1871 South Australian colonial election

All seats in the South Australian House of Assembly
- Results by electoral district for the House of Assembly

= 1871 South Australian colonial election =

Colonial elections were held in South Australia from 14 December to 27 December 1871. All 36 seats in the South Australian House of Assembly were up for election.

The instability of government became worse in this brief period. The Strangways government which was in office at the 1870 election lasted less than a month before tensions in the government and the Assembly forced a re-shuffle. Eighteen days later, he was defeated by John Hart, who was defeated after a year in office. His replacement, Arthur Blyth, promptly sought and achieved a dissolution of the Assembly. After less than two years from the 1870 election, the voters were again asked to judge the members of parliament.
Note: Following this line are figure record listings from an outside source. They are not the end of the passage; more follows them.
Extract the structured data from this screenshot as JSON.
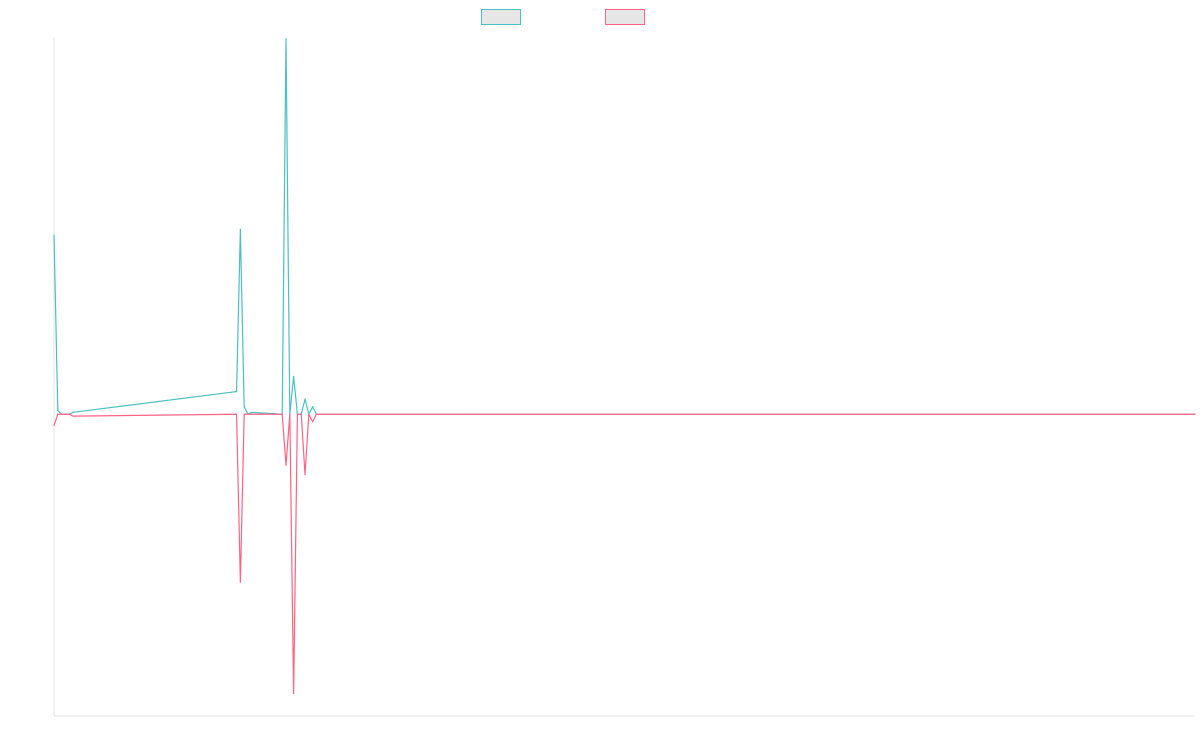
{
  "chart_data": {
    "type": "line",
    "title": "",
    "xlabel": "",
    "ylabel": "",
    "grid": false,
    "legend_placement": "top-center",
    "ylim": [
      -0.8,
      1.0
    ],
    "xlim": [
      0,
      300
    ],
    "x": [
      0,
      1,
      2,
      3,
      4,
      5,
      48,
      49,
      50,
      51,
      52,
      60,
      61,
      62,
      63,
      64,
      65,
      66,
      67,
      68,
      69,
      70,
      108,
      300
    ],
    "series": [
      {
        "name": "",
        "color": "#4bc0c0",
        "values": [
          0.475,
          0.01,
          0.0,
          0.0,
          0.0,
          0.005,
          0.06,
          0.49,
          0.02,
          0.0,
          0.005,
          0.0,
          0.995,
          0.0,
          0.1,
          0.0,
          0.0,
          0.04,
          0.0,
          0.02,
          0.0,
          0.0,
          0.0,
          0.0
        ]
      },
      {
        "name": "",
        "color": "#ff6384",
        "values": [
          -0.03,
          0.0,
          0.0,
          0.0,
          0.0,
          -0.005,
          0.0,
          -0.445,
          0.0,
          0.0,
          0.0,
          0.0,
          -0.135,
          0.0,
          -0.74,
          0.0,
          0.0,
          -0.16,
          0.0,
          -0.02,
          0.0,
          0.0,
          0.0,
          0.0
        ]
      }
    ]
  }
}
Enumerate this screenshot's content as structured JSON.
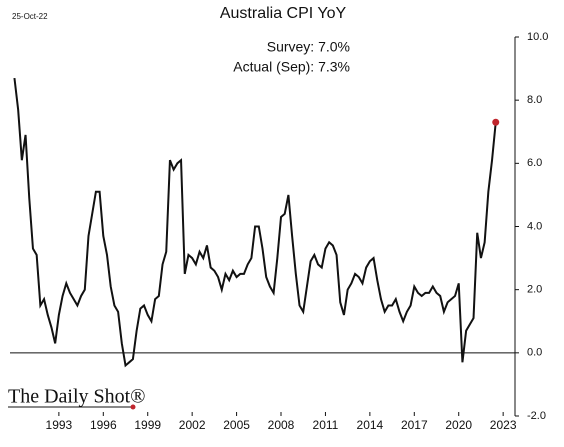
{
  "chart_data": {
    "type": "line",
    "title": "Australia CPI YoY",
    "date": "25-Oct-22",
    "annotations": [
      "Survey: 7.0%",
      "Actual (Sep): 7.3%"
    ],
    "source": "The Daily Shot®",
    "x": [
      1990.0,
      1990.25,
      1990.5,
      1990.75,
      1991.0,
      1991.25,
      1991.5,
      1991.75,
      1992.0,
      1992.25,
      1992.5,
      1992.75,
      1993.0,
      1993.25,
      1993.5,
      1993.75,
      1994.0,
      1994.25,
      1994.5,
      1994.75,
      1995.0,
      1995.25,
      1995.5,
      1995.75,
      1996.0,
      1996.25,
      1996.5,
      1996.75,
      1997.0,
      1997.25,
      1997.5,
      1997.75,
      1998.0,
      1998.25,
      1998.5,
      1998.75,
      1999.0,
      1999.25,
      1999.5,
      1999.75,
      2000.0,
      2000.25,
      2000.5,
      2000.75,
      2001.0,
      2001.25,
      2001.5,
      2001.75,
      2002.0,
      2002.25,
      2002.5,
      2002.75,
      2003.0,
      2003.25,
      2003.5,
      2003.75,
      2004.0,
      2004.25,
      2004.5,
      2004.75,
      2005.0,
      2005.25,
      2005.5,
      2005.75,
      2006.0,
      2006.25,
      2006.5,
      2006.75,
      2007.0,
      2007.25,
      2007.5,
      2007.75,
      2008.0,
      2008.25,
      2008.5,
      2008.75,
      2009.0,
      2009.25,
      2009.5,
      2009.75,
      2010.0,
      2010.25,
      2010.5,
      2010.75,
      2011.0,
      2011.25,
      2011.5,
      2011.75,
      2012.0,
      2012.25,
      2012.5,
      2012.75,
      2013.0,
      2013.25,
      2013.5,
      2013.75,
      2014.0,
      2014.25,
      2014.5,
      2014.75,
      2015.0,
      2015.25,
      2015.5,
      2015.75,
      2016.0,
      2016.25,
      2016.5,
      2016.75,
      2017.0,
      2017.25,
      2017.5,
      2017.75,
      2018.0,
      2018.25,
      2018.5,
      2018.75,
      2019.0,
      2019.25,
      2019.5,
      2019.75,
      2020.0,
      2020.25,
      2020.5,
      2020.75,
      2021.0,
      2021.25,
      2021.5,
      2021.75,
      2022.0,
      2022.25,
      2022.5
    ],
    "series": [
      {
        "color": "#111111",
        "highlight_color": "#c0262d",
        "values": [
          8.7,
          7.7,
          6.1,
          6.9,
          4.9,
          3.3,
          3.1,
          1.5,
          1.7,
          1.2,
          0.8,
          0.3,
          1.2,
          1.8,
          2.2,
          1.9,
          1.7,
          1.5,
          1.8,
          2.0,
          3.7,
          4.4,
          5.1,
          5.1,
          3.7,
          3.1,
          2.1,
          1.5,
          1.3,
          0.3,
          -0.4,
          -0.3,
          -0.2,
          0.7,
          1.4,
          1.5,
          1.2,
          1.0,
          1.7,
          1.8,
          2.8,
          3.2,
          6.1,
          5.8,
          6.0,
          6.1,
          2.5,
          3.1,
          3.0,
          2.8,
          3.2,
          3.0,
          3.4,
          2.7,
          2.6,
          2.4,
          2.0,
          2.5,
          2.3,
          2.6,
          2.4,
          2.5,
          2.5,
          2.8,
          3.0,
          4.0,
          4.0,
          3.3,
          2.4,
          2.1,
          1.9,
          3.0,
          4.3,
          4.4,
          5.0,
          3.7,
          2.5,
          1.5,
          1.3,
          2.1,
          2.9,
          3.1,
          2.8,
          2.7,
          3.3,
          3.5,
          3.4,
          3.1,
          1.6,
          1.2,
          2.0,
          2.2,
          2.5,
          2.4,
          2.2,
          2.7,
          2.9,
          3.0,
          2.3,
          1.7,
          1.3,
          1.5,
          1.5,
          1.7,
          1.3,
          1.0,
          1.3,
          1.5,
          2.1,
          1.9,
          1.8,
          1.9,
          1.9,
          2.1,
          1.9,
          1.8,
          1.3,
          1.6,
          1.7,
          1.8,
          2.2,
          -0.3,
          0.7,
          0.9,
          1.1,
          3.8,
          3.0,
          3.5,
          5.1,
          6.1,
          7.3
        ]
      }
    ],
    "xlim": [
      1989.7,
      2023.8
    ],
    "xticks": [
      1993,
      1996,
      1999,
      2002,
      2005,
      2008,
      2011,
      2014,
      2017,
      2020,
      2023
    ],
    "ylim": [
      -2,
      10
    ],
    "yticks": [
      {
        "value": -2,
        "label": "-2.0"
      },
      {
        "value": 0,
        "label": "0.0"
      },
      {
        "value": 2,
        "label": "2.0"
      },
      {
        "value": 4,
        "label": "4.0"
      },
      {
        "value": 6,
        "label": "6.0"
      },
      {
        "value": 8,
        "label": "8.0"
      },
      {
        "value": 10,
        "label": "10.0"
      }
    ],
    "zero_line": true
  }
}
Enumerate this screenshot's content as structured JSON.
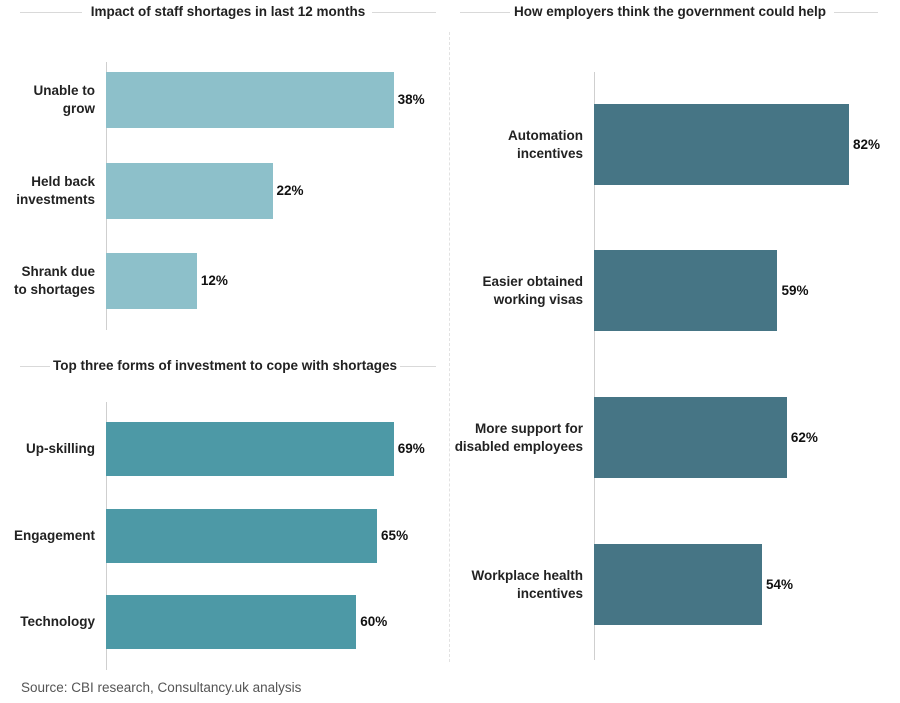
{
  "colors": {
    "impact": "#8dc0ca",
    "investment": "#4d99a6",
    "government": "#467585"
  },
  "chart_data": [
    {
      "type": "bar",
      "orientation": "horizontal",
      "title": "Impact of staff shortages in last 12 months",
      "categories": [
        "Unable to\ngrow",
        "Held back\ninvestments",
        "Shrank due\nto shortages"
      ],
      "values": [
        38,
        22,
        12
      ],
      "value_labels": [
        "38%",
        "22%",
        "12%"
      ],
      "unit": "%",
      "xlim": [
        0,
        100
      ]
    },
    {
      "type": "bar",
      "orientation": "horizontal",
      "title": "Top three forms of investment to cope with shortages",
      "categories": [
        "Up-skilling",
        "Engagement",
        "Technology"
      ],
      "values": [
        69,
        65,
        60
      ],
      "value_labels": [
        "69%",
        "65%",
        "60%"
      ],
      "unit": "%",
      "xlim": [
        0,
        100
      ]
    },
    {
      "type": "bar",
      "orientation": "horizontal",
      "title": "How employers think the government could help",
      "categories": [
        "Automation\nincentives",
        "Easier obtained\nworking visas",
        "More support for\ndisabled employees",
        "Workplace health\nincentives"
      ],
      "values": [
        82,
        59,
        62,
        54
      ],
      "value_labels": [
        "82%",
        "59%",
        "62%",
        "54%"
      ],
      "unit": "%",
      "xlim": [
        0,
        100
      ]
    }
  ],
  "source": "Source: CBI research, Consultancy.uk analysis"
}
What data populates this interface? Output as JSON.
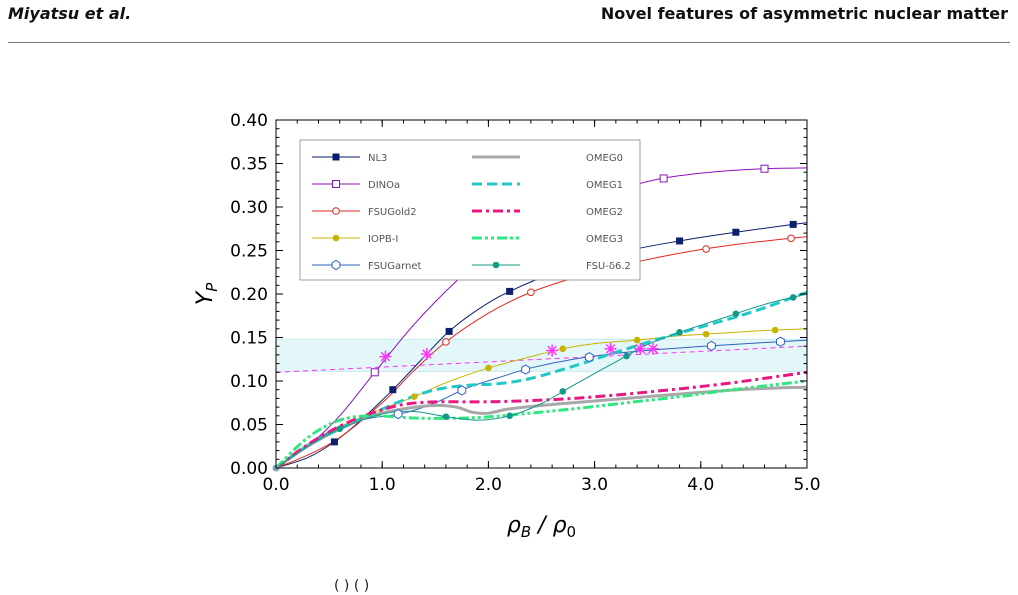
{
  "header": {
    "authors": "Miyatsu et al.",
    "title": "Novel features of asymmetric nuclear matter"
  },
  "footer_fragment": "(     ) ( )",
  "chart_data": {
    "type": "line",
    "xlabel": "ρ_B / ρ_0",
    "ylabel": "Y_P",
    "xlim": [
      0,
      5
    ],
    "ylim": [
      0,
      0.4
    ],
    "xticks": [
      "0.0",
      "1.0",
      "2.0",
      "3.0",
      "4.0",
      "5.0"
    ],
    "yticks": [
      "0.00",
      "0.05",
      "0.10",
      "0.15",
      "0.20",
      "0.25",
      "0.30",
      "0.35",
      "0.40"
    ],
    "band": [
      0.111,
      0.148
    ],
    "legend_position": "top-left",
    "series": [
      {
        "name": "NL3",
        "color": "#0b1f6e",
        "style": "solid",
        "width": 1,
        "marker": "square-filled",
        "x": [
          0,
          0.3,
          0.55,
          0.8,
          1.1,
          1.35,
          1.63,
          1.9,
          2.2,
          2.7,
          3.25,
          3.8,
          4.33,
          4.87,
          5.0
        ],
        "y": [
          0,
          0.012,
          0.03,
          0.055,
          0.09,
          0.122,
          0.157,
          0.182,
          0.203,
          0.228,
          0.248,
          0.261,
          0.271,
          0.28,
          0.282
        ],
        "markers_x": [
          0.55,
          1.1,
          1.63,
          2.2,
          3.25,
          3.8,
          4.33,
          4.87
        ]
      },
      {
        "name": "DINOa",
        "color": "#9010c0",
        "style": "solid",
        "width": 1,
        "marker": "square-open",
        "x": [
          0,
          0.3,
          0.6,
          0.93,
          1.3,
          1.7,
          2.1,
          2.6,
          3.1,
          3.6,
          4.1,
          4.6,
          5.0
        ],
        "y": [
          0,
          0.025,
          0.06,
          0.11,
          0.165,
          0.215,
          0.255,
          0.29,
          0.315,
          0.332,
          0.34,
          0.344,
          0.345
        ],
        "markers_x": [
          0.93,
          3.65,
          4.6
        ]
      },
      {
        "name": "FSUGold2",
        "color": "#e02820",
        "style": "solid",
        "width": 1,
        "marker": "circle-open",
        "x": [
          0,
          0.3,
          0.6,
          1.0,
          1.3,
          1.6,
          2.0,
          2.4,
          2.9,
          3.4,
          3.9,
          4.4,
          5.0
        ],
        "y": [
          0,
          0.015,
          0.035,
          0.075,
          0.112,
          0.145,
          0.178,
          0.202,
          0.222,
          0.237,
          0.249,
          0.258,
          0.266
        ],
        "markers_x": [
          1.6,
          2.4,
          3.35,
          4.05,
          4.85
        ]
      },
      {
        "name": "IOPB-I",
        "color": "#c8b400",
        "style": "solid",
        "width": 1,
        "marker": "circle-filled",
        "x": [
          0,
          0.4,
          0.8,
          1.3,
          1.6,
          2.0,
          2.4,
          2.7,
          3.0,
          3.4,
          3.8,
          4.2,
          4.6,
          5.0
        ],
        "y": [
          0,
          0.035,
          0.058,
          0.082,
          0.098,
          0.115,
          0.128,
          0.137,
          0.143,
          0.147,
          0.152,
          0.155,
          0.158,
          0.16
        ],
        "markers_x": [
          1.3,
          2.0,
          2.7,
          3.4,
          4.05,
          4.7
        ]
      },
      {
        "name": "FSUGarnet",
        "color": "#3060c0",
        "style": "solid",
        "width": 1,
        "marker": "hexagon-open",
        "x": [
          0,
          0.4,
          0.8,
          1.2,
          1.5,
          1.8,
          2.1,
          2.4,
          2.8,
          3.3,
          3.8,
          4.3,
          5.0
        ],
        "y": [
          0,
          0.035,
          0.055,
          0.063,
          0.075,
          0.092,
          0.104,
          0.115,
          0.125,
          0.133,
          0.138,
          0.142,
          0.147
        ],
        "markers_x": [
          1.15,
          1.75,
          2.35,
          2.95,
          4.1,
          4.75
        ]
      },
      {
        "name": "OMEG0",
        "color": "#a8a8a8",
        "style": "solid",
        "width": 3,
        "marker": "none",
        "x": [
          0,
          0.3,
          0.6,
          0.9,
          1.2,
          1.5,
          1.7,
          1.85,
          2.0,
          2.2,
          2.6,
          3.0,
          3.5,
          4.0,
          4.5,
          5.0
        ],
        "y": [
          0,
          0.025,
          0.045,
          0.06,
          0.068,
          0.072,
          0.07,
          0.064,
          0.063,
          0.068,
          0.073,
          0.077,
          0.082,
          0.087,
          0.091,
          0.093
        ],
        "markers_x": []
      },
      {
        "name": "OMEG1",
        "color": "#20c8c8",
        "style": "dashed",
        "width": 3,
        "marker": "none",
        "x": [
          0,
          0.3,
          0.6,
          0.9,
          1.2,
          1.5,
          1.8,
          2.1,
          2.4,
          2.8,
          3.2,
          3.6,
          4.0,
          4.5,
          5.0
        ],
        "y": [
          0,
          0.026,
          0.045,
          0.062,
          0.078,
          0.09,
          0.095,
          0.097,
          0.103,
          0.117,
          0.133,
          0.148,
          0.162,
          0.18,
          0.202
        ],
        "markers_x": []
      },
      {
        "name": "OMEG2",
        "color": "#e81880",
        "style": "dashdot",
        "width": 3,
        "marker": "none",
        "x": [
          0,
          0.3,
          0.6,
          0.9,
          1.2,
          1.5,
          1.9,
          2.3,
          2.8,
          3.3,
          3.8,
          4.3,
          5.0
        ],
        "y": [
          0,
          0.027,
          0.048,
          0.063,
          0.073,
          0.076,
          0.076,
          0.077,
          0.08,
          0.085,
          0.091,
          0.098,
          0.11
        ],
        "markers_x": []
      },
      {
        "name": "OMEG3",
        "color": "#30e880",
        "style": "dashdotdot",
        "width": 3,
        "marker": "none",
        "x": [
          0,
          0.3,
          0.6,
          0.9,
          1.2,
          1.5,
          1.9,
          2.3,
          2.8,
          3.3,
          3.8,
          4.3,
          5.0
        ],
        "y": [
          0,
          0.035,
          0.055,
          0.06,
          0.058,
          0.057,
          0.058,
          0.062,
          0.068,
          0.075,
          0.082,
          0.09,
          0.1
        ],
        "markers_x": []
      },
      {
        "name": "FSU-δ6.2",
        "color": "#109a88",
        "style": "solid",
        "width": 1,
        "marker": "circle-filled",
        "x": [
          0,
          0.3,
          0.6,
          1.0,
          1.3,
          1.6,
          1.9,
          2.2,
          2.5,
          2.8,
          3.2,
          3.5,
          3.8,
          4.2,
          4.6,
          5.0
        ],
        "y": [
          0,
          0.025,
          0.045,
          0.062,
          0.065,
          0.059,
          0.055,
          0.06,
          0.074,
          0.095,
          0.122,
          0.142,
          0.156,
          0.172,
          0.188,
          0.2
        ],
        "markers_x": [
          0.6,
          1.6,
          2.2,
          2.7,
          3.3,
          3.8,
          4.33,
          4.87
        ]
      }
    ],
    "trend_line": {
      "color": "#ff30ff",
      "style": "dashed",
      "x": [
        0,
        5
      ],
      "y": [
        0.11,
        0.14
      ]
    },
    "star_points": {
      "color": "#ff30ff",
      "x": [
        1.03,
        1.42,
        2.6,
        3.15,
        3.43,
        3.55
      ],
      "y": [
        0.128,
        0.131,
        0.135,
        0.137,
        0.137,
        0.137
      ]
    }
  }
}
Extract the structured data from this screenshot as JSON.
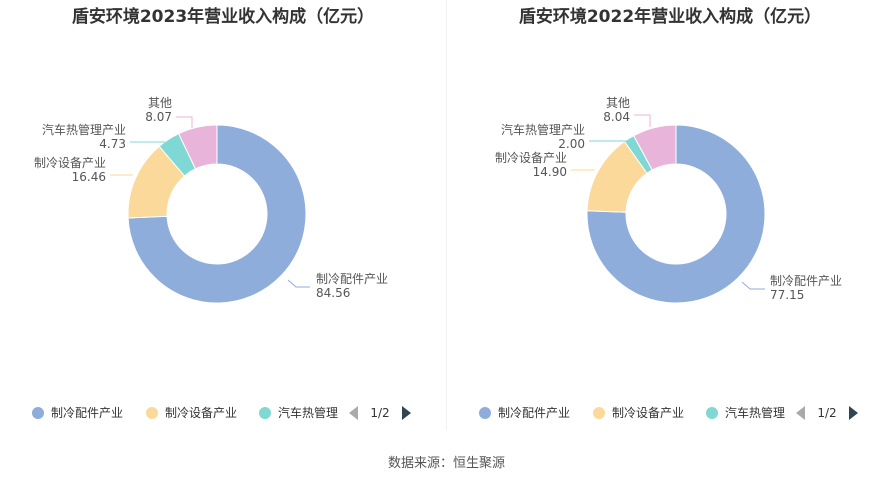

Since the inaugural 1857 election, no parties or solid groupings had been formed, which resulted in frequent changes of the Premier. If for any reason the incumbent Premier of South Australia lost sufficient support through a successful motion of no confidence at any time on the floor of the house, he would tender his resignation to the Governor of South Australia, which would result in another member deemed to have the support of the House of Assembly being sworn in by the Governor as the next Premier.

Informal groupings began and increased government stability occurred from the 1887 election. The United Labor Party would be formed in 1891, while the National Defence League would be formed later in the same year.